Nev. Rev. Stat. § 38.259
1. If an action is submitted to arbitration in accordance with the provisions of NRS 38.249 to 38.259, inclusive, the arbitrator or panel of arbitrators shall, in addition to any other written findings of fact or conclusions of law, make written findings in accordance with this subsection concerning each cause of action. The written findings must be in substantially the following form, with “panel of arbitrators” being substituted for “arbitrator” when appropriate:
Based upon the evidence presented at the arbitration hearing concerning the cause of action for ................, the arbitrator finds in favor of ................(name of the party) and ................(“awards damages in the amount of $................” or “does not award any damages on that cause of action”).

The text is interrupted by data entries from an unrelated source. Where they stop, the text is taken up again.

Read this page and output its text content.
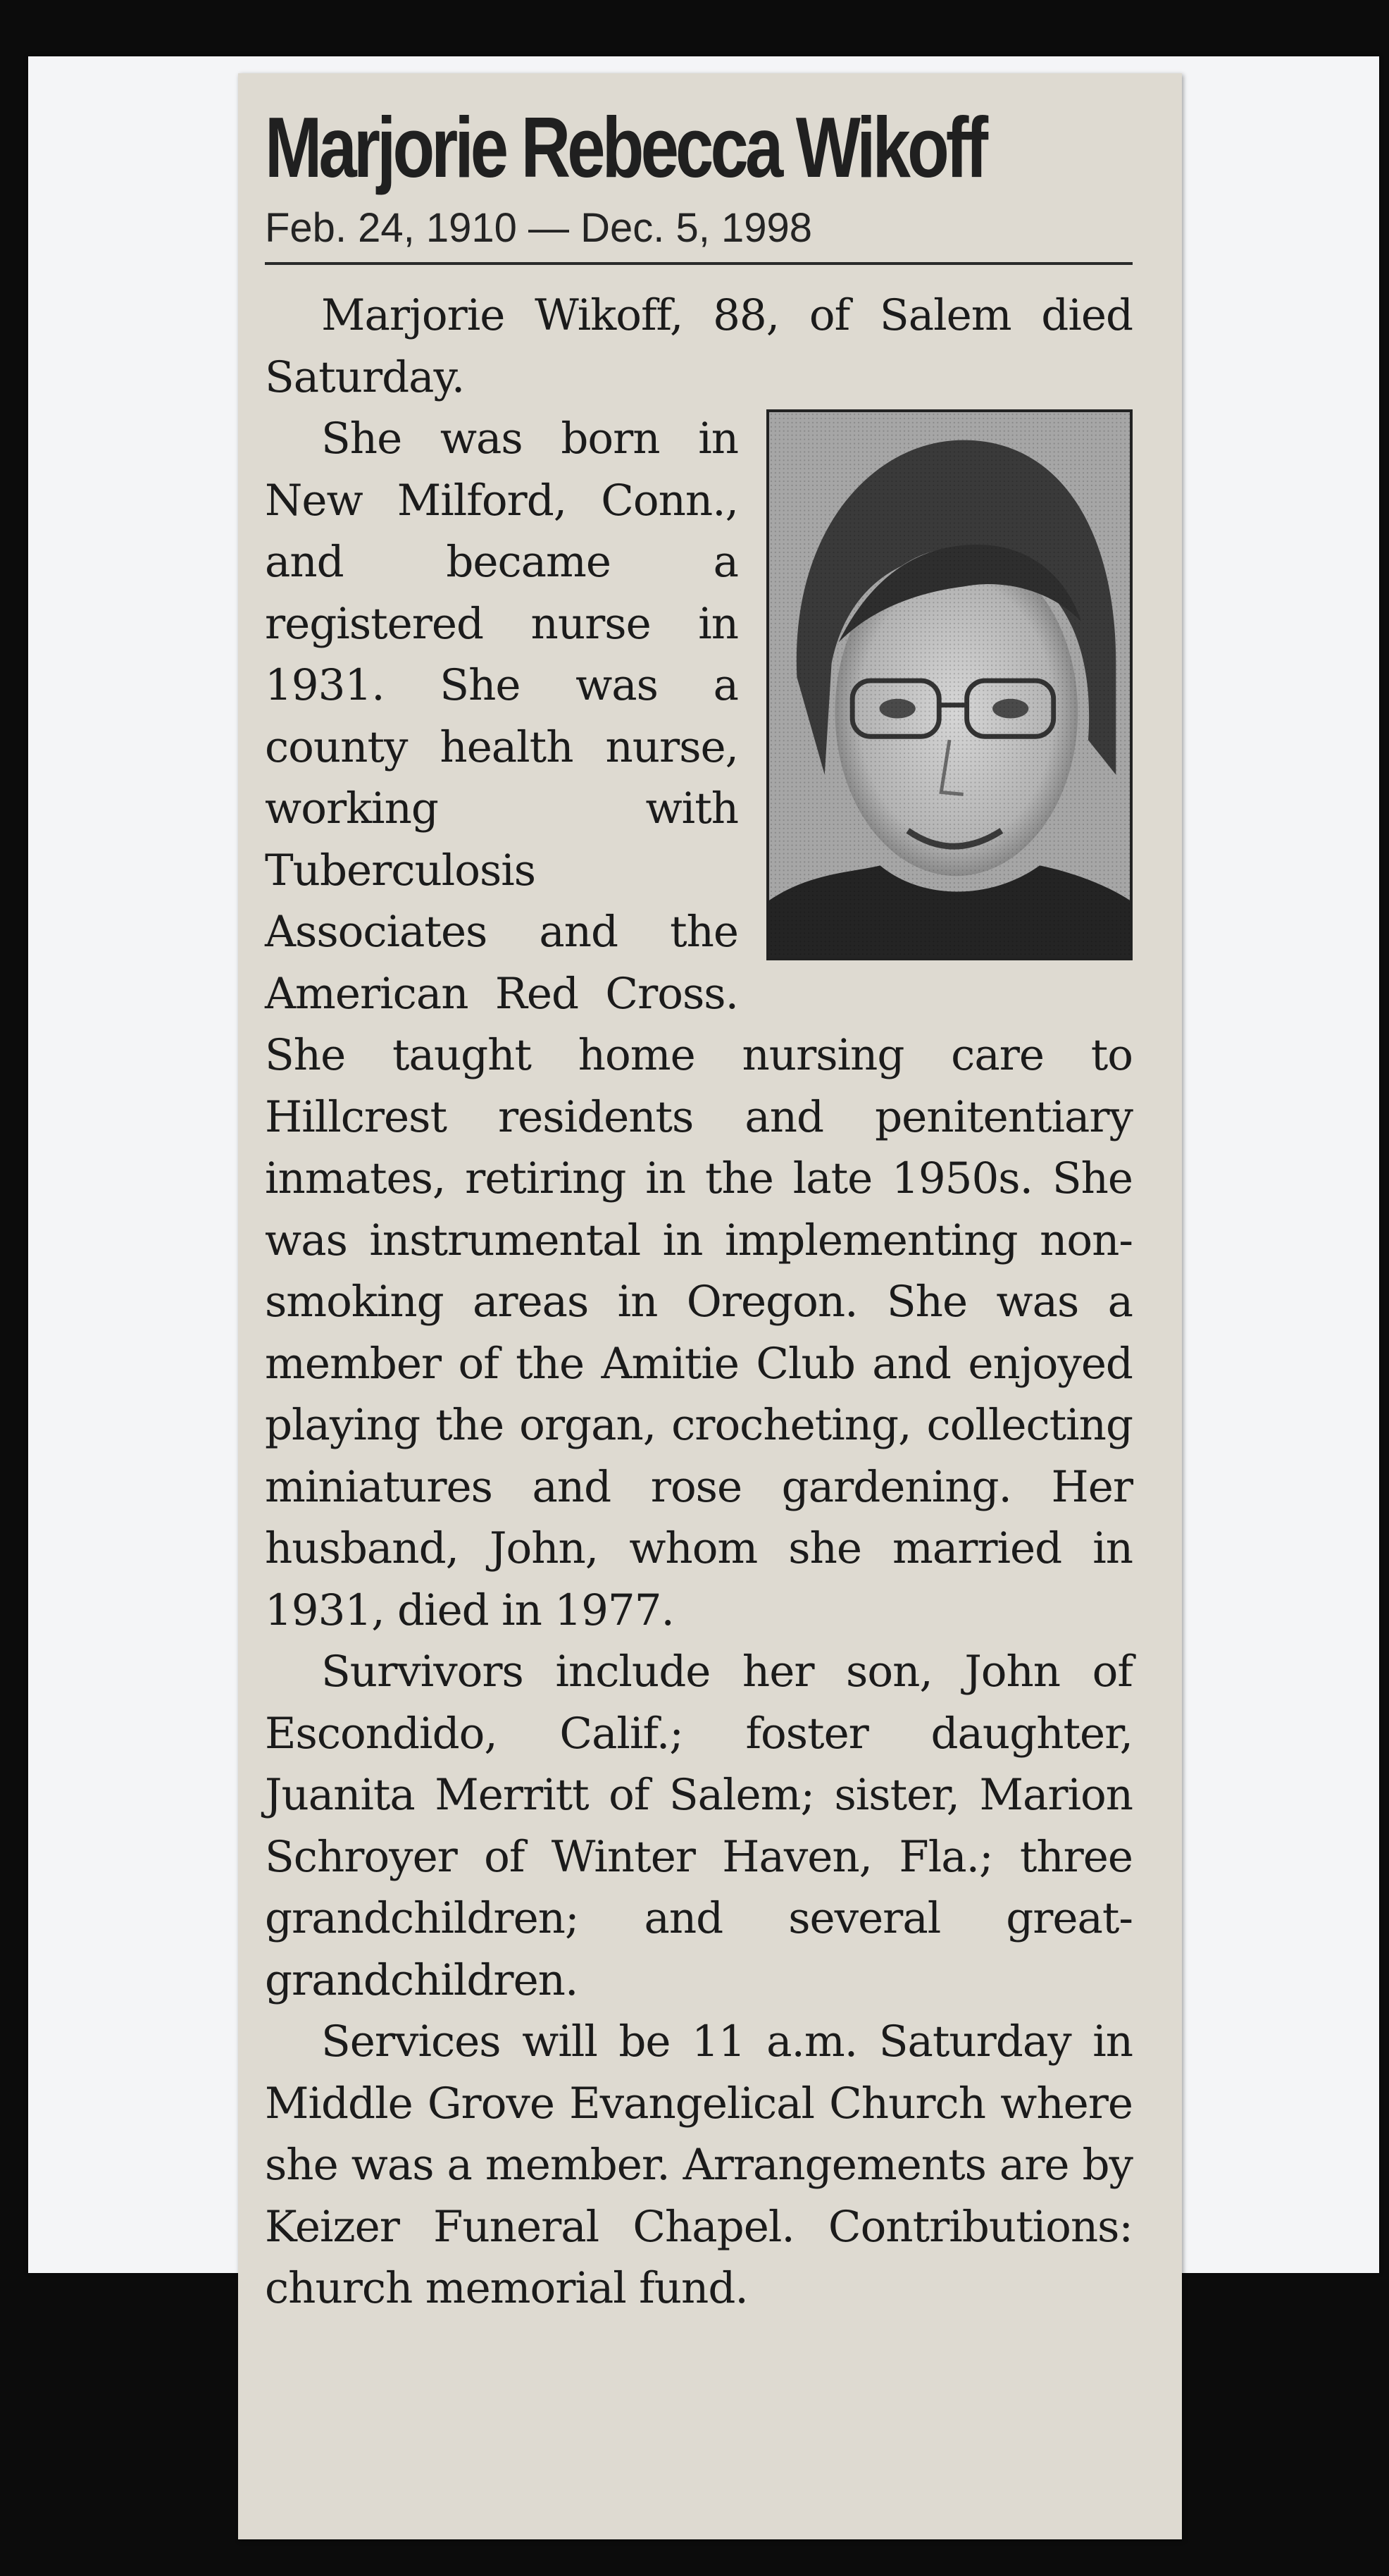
Marjorie Rebecca Wikoff
Feb. 24, 1910 — Dec. 5, 1998

Marjorie Wikoff, 88, of Salem died Saturday.

She was born in New Milford, Conn., and became a registered nurse in 1931. She was a county health nurse, working with Tuberculosis Associates and the American Red Cross. She taught home nursing care to Hillcrest residents and penitentiary inmates, retiring in the late 1950s. She was instrumental in implementing non-smoking areas in Oregon. She was a member of the Amitie Club and enjoyed playing the organ, crocheting, collecting miniatures and rose gardening. Her husband, John, whom she married in 1931, died in 1977.

Survivors include her son, John of Escondido, Calif.; foster daughter, Juanita Merritt of Salem; sister, Marion Schroyer of Winter Haven, Fla.; three grandchildren; and several great-grandchildren.

Services will be 11 a.m. Saturday in Middle Grove Evangelical Church where she was a member. Arrangements are by Keizer Funeral Chapel. Contributions: church memorial fund.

2. If an action is submitted to arbitration in accordance with the provisions of NRS 38.249 to 38.259, inclusive, and, after arbitration, a party requests a trial anew before a jury:
(b) The court shall give the following instruction to the jury concerning the action, substituting “panel of arbitrators” for “arbitrator” when appropriate:
During the course of this trial, certain evidence was admitted concerning the findings of an arbitrator. On the cause of action for ................, the arbitrator found in favor of ................(name of the party) and ................(“awarded damages in the amount of $................” or “did not award any damages on that cause of action”). The findings of the arbitrator may be given the same weight as other evidence or may be disregarded. However, you must not give those findings undue weight because they were made by an arbitrator, and you must not use the findings of the arbitrator as a substitute for your independent judgment. You must weigh all the evidence that was presented at trial and arrive at a conclusion based upon your own determination of the cause of action.